Thanks to their inbuilt sensors, bracelets and other wearables have become the perfect tool for monitoring our fitness and wellbeing – they inform us of our sporting progression and of how many calories we are burning at the gym. However, the growth in sales of these devices has also lead to a growth in the number of experts that warn of the risks that come associated with them in terms of data security.
The latest ones to raise concerns is a group of investigators at the IEEE Center for Secure Design in the United States, which has recently released a report about some of these threats.
The main risks, according to these experts, are based on the development of the device: those designed with less precision and care don’t usually include the necessary security specifications to protect the data that they collect. Their popularity, combined with the large quantity of information that they store, has made them a prime target for cybercriminals.
For the analysis, they have focused on the bracelets made for physical activity that measure variables such as vital signs. They also come with movement sensors such as accelerometers and they connect to the Internet to send the data to a centralized server.
The investigators claim that the attacks are directed at the software systems that control the flow of information between the device and the server. The same happens with other types of connected devices, such as smartphones or computers, which means that these vulnerabilities are taken advantage of quite often.
One of the methods that the criminals can use to access the user information is with an SQL injection. This technique means taking advantage of a security lapse to insert a malicious code in one of the IT applications that controls the database server.
Other known options are phishing and a technique which transmits unauthorized orders to a server, such as an information request. There is also the flooding of the buffer or the excess of data in an area of the hard drive, which would allow for the program that manages the storage to be modified.
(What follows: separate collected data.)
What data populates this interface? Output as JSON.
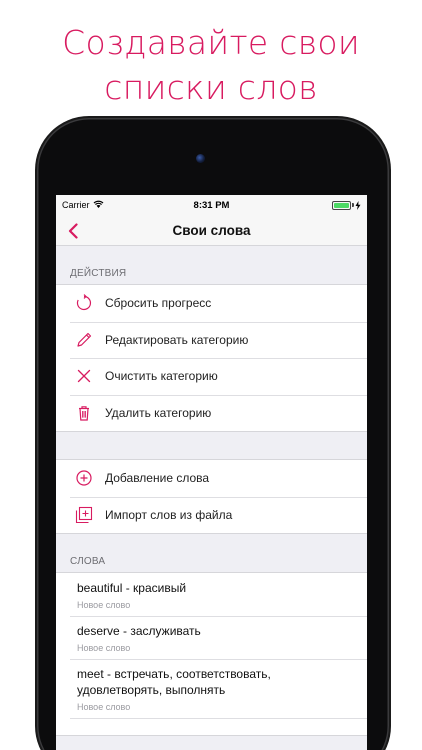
{
  "headline": {
    "line1": "Создавайте свои",
    "line2": "списки слов"
  },
  "colors": {
    "accent": "#d81b60",
    "background": "#efeff4",
    "battery": "#4cd964"
  },
  "status_bar": {
    "carrier": "Carrier",
    "time": "8:31 PM",
    "battery_level": 1.0
  },
  "nav": {
    "back_icon": "chevron-left-icon",
    "title": "Свои слова"
  },
  "actions": {
    "header": "ДЕЙСТВИЯ",
    "items": [
      {
        "label": "Сбросить прогресс",
        "icon": "refresh-icon"
      },
      {
        "label": "Редактировать категорию",
        "icon": "pencil-icon"
      },
      {
        "label": "Очистить категорию",
        "icon": "close-icon"
      },
      {
        "label": "Удалить категорию",
        "icon": "trash-icon"
      }
    ]
  },
  "add": {
    "items": [
      {
        "label": "Добавление слова",
        "icon": "add-circle-icon"
      },
      {
        "label": "Импорт слов из файла",
        "icon": "import-file-icon"
      }
    ]
  },
  "words": {
    "header": "СЛОВА",
    "items": [
      {
        "word": "beautiful - красивый",
        "status": "Новое слово"
      },
      {
        "word": "deserve - заслуживать",
        "status": "Новое слово"
      },
      {
        "word": "meet - встречать, соответствовать, удовлетворять, выполнять",
        "status": "Новое слово"
      },
      {
        "word": "",
        "status": ""
      }
    ]
  }
}
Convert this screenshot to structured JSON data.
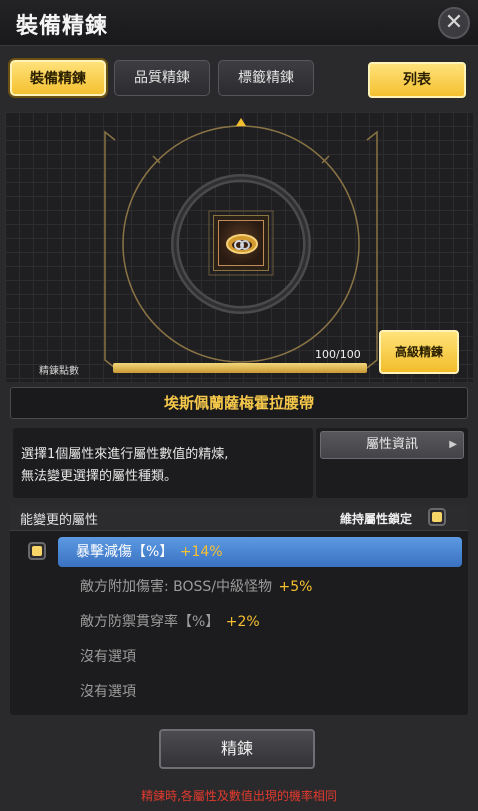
{
  "window": {
    "title": "裝備精鍊",
    "close_glyph": "✕"
  },
  "tabs": [
    {
      "label": "裝備精鍊",
      "active": true
    },
    {
      "label": "品質精鍊",
      "active": false
    },
    {
      "label": "標籤精鍊",
      "active": false
    }
  ],
  "list_button": {
    "label": "列表"
  },
  "stage": {
    "item_icon": "ring-icon",
    "points_label": "精鍊點數",
    "points_value": "100/100",
    "points_fraction": 1.0,
    "advanced_button": "高級精鍊"
  },
  "item_name": "埃斯佩蘭薩梅霍拉腰帶",
  "description": {
    "line1": "選擇1個屬性來進行屬性數值的精煉,",
    "line2": "無法變更選擇的屬性種類。"
  },
  "info_button": {
    "label": "屬性資訊",
    "arrow": "▶"
  },
  "attributes": {
    "header": "能變更的屬性",
    "lock_label": "維持屬性鎖定",
    "rows": [
      {
        "text": "暴擊減傷【%】",
        "bonus": "+14%",
        "selected": true
      },
      {
        "text": "敵方附加傷害: BOSS/中級怪物",
        "bonus": "+5%",
        "selected": false
      },
      {
        "text": "敵方防禦貫穿率【%】",
        "bonus": "+2%",
        "selected": false
      },
      {
        "text": "沒有選項",
        "bonus": "",
        "selected": false
      },
      {
        "text": "沒有選項",
        "bonus": "",
        "selected": false
      }
    ]
  },
  "refine_button": {
    "label": "精鍊"
  },
  "footer_note": "精鍊時,各屬性及數值出現的機率相同",
  "colors": {
    "accent": "#f4c030",
    "selected_row": "#4a86d2",
    "warning": "#e23a2e",
    "item_name": "#f6c84a"
  }
}
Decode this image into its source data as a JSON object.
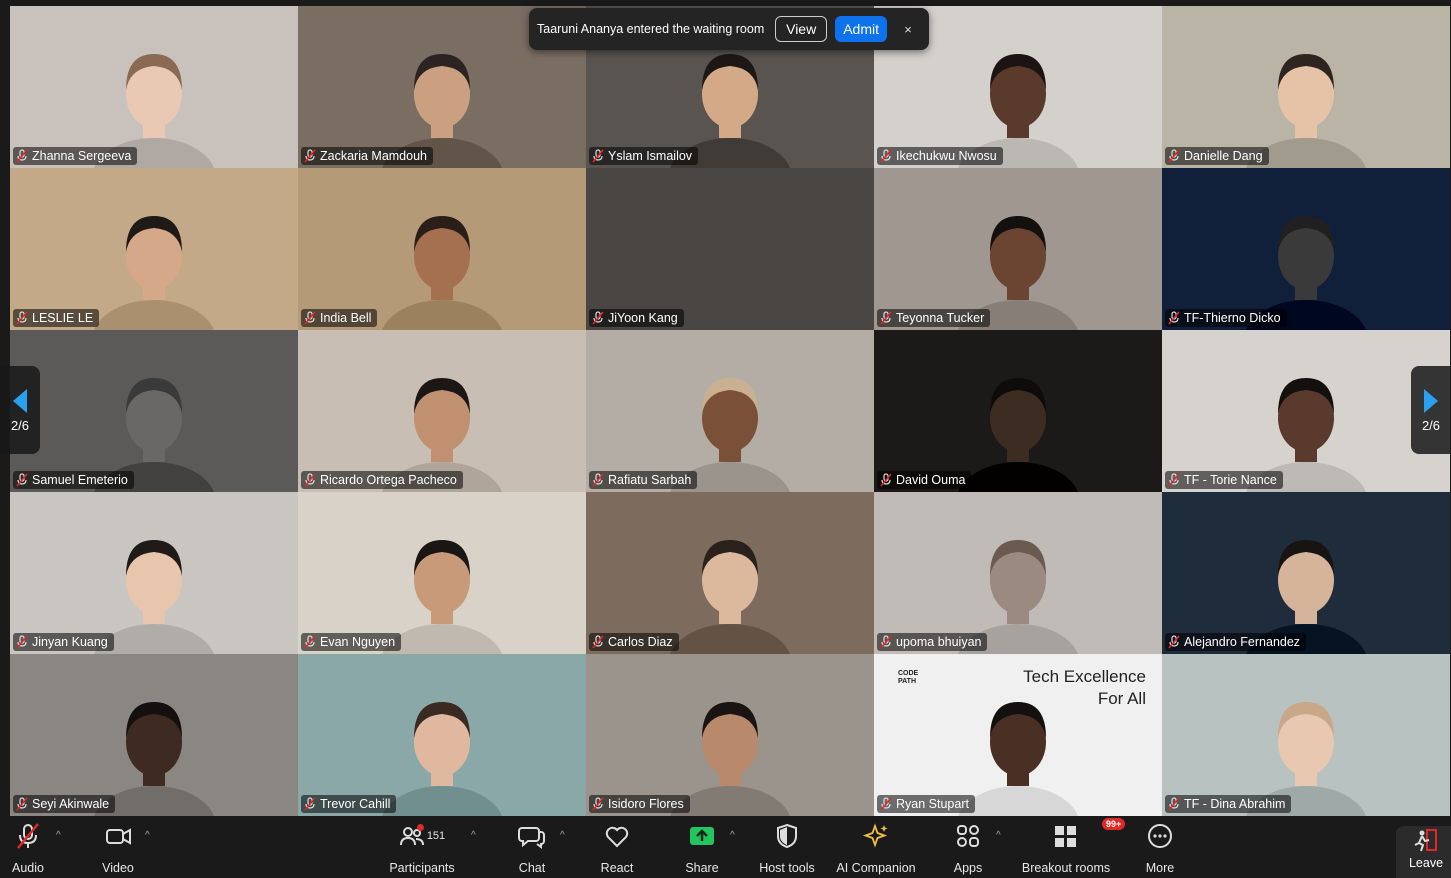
{
  "notification": {
    "message": "Taaruni Ananya entered the waiting room",
    "view_label": "View",
    "admit_label": "Admit",
    "close_label": "×"
  },
  "pager": {
    "left": "2/6",
    "right": "2/6"
  },
  "participants_grid": [
    {
      "name": "Zhanna Sergeeva",
      "bg": "#c9c2bc",
      "skin": "#e9c9b4",
      "hair": "#8a6a52"
    },
    {
      "name": "Zackaria Mamdouh",
      "bg": "#7a6e63",
      "skin": "#caa080",
      "hair": "#2b2422"
    },
    {
      "name": "Yslam Ismailov",
      "bg": "#5a5450",
      "skin": "#d4a988",
      "hair": "#1d1816"
    },
    {
      "name": "Ikechukwu Nwosu",
      "bg": "#d4d0cc",
      "skin": "#5a3a2a",
      "hair": "#1b1412"
    },
    {
      "name": "Danielle Dang",
      "bg": "#b9b4a6",
      "skin": "#e6c2a6",
      "hair": "#2e2420"
    },
    {
      "name": "LESLIE LE",
      "bg": "#c4a988",
      "skin": "#d4a888",
      "hair": "#1f1a18"
    },
    {
      "name": "India Bell",
      "bg": "#b59a78",
      "skin": "#a57050",
      "hair": "#2a1e18"
    },
    {
      "name": "JiYoon Kang",
      "bg": "#4a4644",
      "skin": "#4a4644",
      "hair": "#4a4644"
    },
    {
      "name": "Teyonna Tucker",
      "bg": "#a09790",
      "skin": "#6b4432",
      "hair": "#151010"
    },
    {
      "name": "TF-Thierno Dicko",
      "bg": "#10203a",
      "skin": "#3a3a3a",
      "hair": "#202020"
    },
    {
      "name": "Samuel Emeterio",
      "bg": "#5b5a58",
      "skin": "#6a6866",
      "hair": "#3a3a3a"
    },
    {
      "name": "Ricardo Ortega Pacheco",
      "bg": "#c8beb4",
      "skin": "#c09070",
      "hair": "#1c1614"
    },
    {
      "name": "Rafiatu Sarbah",
      "bg": "#b3ada5",
      "skin": "#7a5038",
      "hair": "#c8b090"
    },
    {
      "name": "David Ouma",
      "bg": "#1c1a18",
      "skin": "#3c2c22",
      "hair": "#0e0c0a"
    },
    {
      "name": "TF - Torie Nance",
      "bg": "#d6d2ce",
      "skin": "#5a3a2c",
      "hair": "#14100e"
    },
    {
      "name": "Jinyan Kuang",
      "bg": "#c9c6c2",
      "skin": "#e8c6ae",
      "hair": "#201a18"
    },
    {
      "name": "Evan Nguyen",
      "bg": "#d8d2c8",
      "skin": "#c89a7a",
      "hair": "#1a1614"
    },
    {
      "name": "Carlos Diaz",
      "bg": "#7d6b5d",
      "skin": "#dcb89c",
      "hair": "#2a201c"
    },
    {
      "name": "upoma bhuiyan",
      "bg": "#c0bbb6",
      "skin": "#9a8a80",
      "hair": "#6a5a50"
    },
    {
      "name": "Alejandro Fernandez",
      "bg": "#1f2c3c",
      "skin": "#d6b49a",
      "hair": "#181412"
    },
    {
      "name": "Seyi Akinwale",
      "bg": "#8a8682",
      "skin": "#3e2a20",
      "hair": "#141010"
    },
    {
      "name": "Trevor Cahill",
      "bg": "#8aa8a8",
      "skin": "#e0b8a0",
      "hair": "#3a2a22"
    },
    {
      "name": "Isidoro Flores",
      "bg": "#9a948c",
      "skin": "#b8896a",
      "hair": "#1a1412"
    },
    {
      "name": "Ryan Stupart",
      "bg": "#f0f0f0",
      "skin": "#4a3024",
      "hair": "#141010"
    },
    {
      "name": "TF - Dina Abrahim",
      "bg": "#b8c2c0",
      "skin": "#e8c8b0",
      "hair": "#c8a888"
    }
  ],
  "banner": {
    "line1": "Tech Excellence",
    "line2": "For All",
    "logo": "CODE PATH"
  },
  "toolbar": {
    "audio": "Audio",
    "video": "Video",
    "participants": "Participants",
    "participants_count": "151",
    "chat": "Chat",
    "react": "React",
    "share": "Share",
    "host_tools": "Host tools",
    "ai_companion": "AI Companion",
    "apps": "Apps",
    "breakout_rooms": "Breakout rooms",
    "breakout_badge": "99+",
    "more": "More",
    "leave": "Leave"
  },
  "colors": {
    "accent": "#0e72ed",
    "share_green": "#22c55e",
    "muted_red": "#e02828",
    "ai_gold": "#f0c040"
  }
}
Also, cybercriminals can carry out denial of service attacks via a fraudulent firmware update. The action leaves the device unusable, without battery, and blocks users from their accounts. It could also, therefore, affect other elements associated with the wearable, such as a telephone or computer.
The report highlights health data as delicate information that could be falsified or stolen by cybercriminals. Its authors affirm that more security measures are needed to guarantee that this information isn’t shared with other parties, even if the user publishes this information on social media.
The vulnerabilities of trackers could allow a cybercriminal to not only access the data of its owner, but also to launch attacks on a website and server of others.
With all of these risks in mind, the experts advise that, more than focusing on patching up the holes and vulnerabilities, it is necessary that we review the design process of wearables and analyze the whole ecosystem of software that surrounds them – from computers, to smartphones, and even data servers.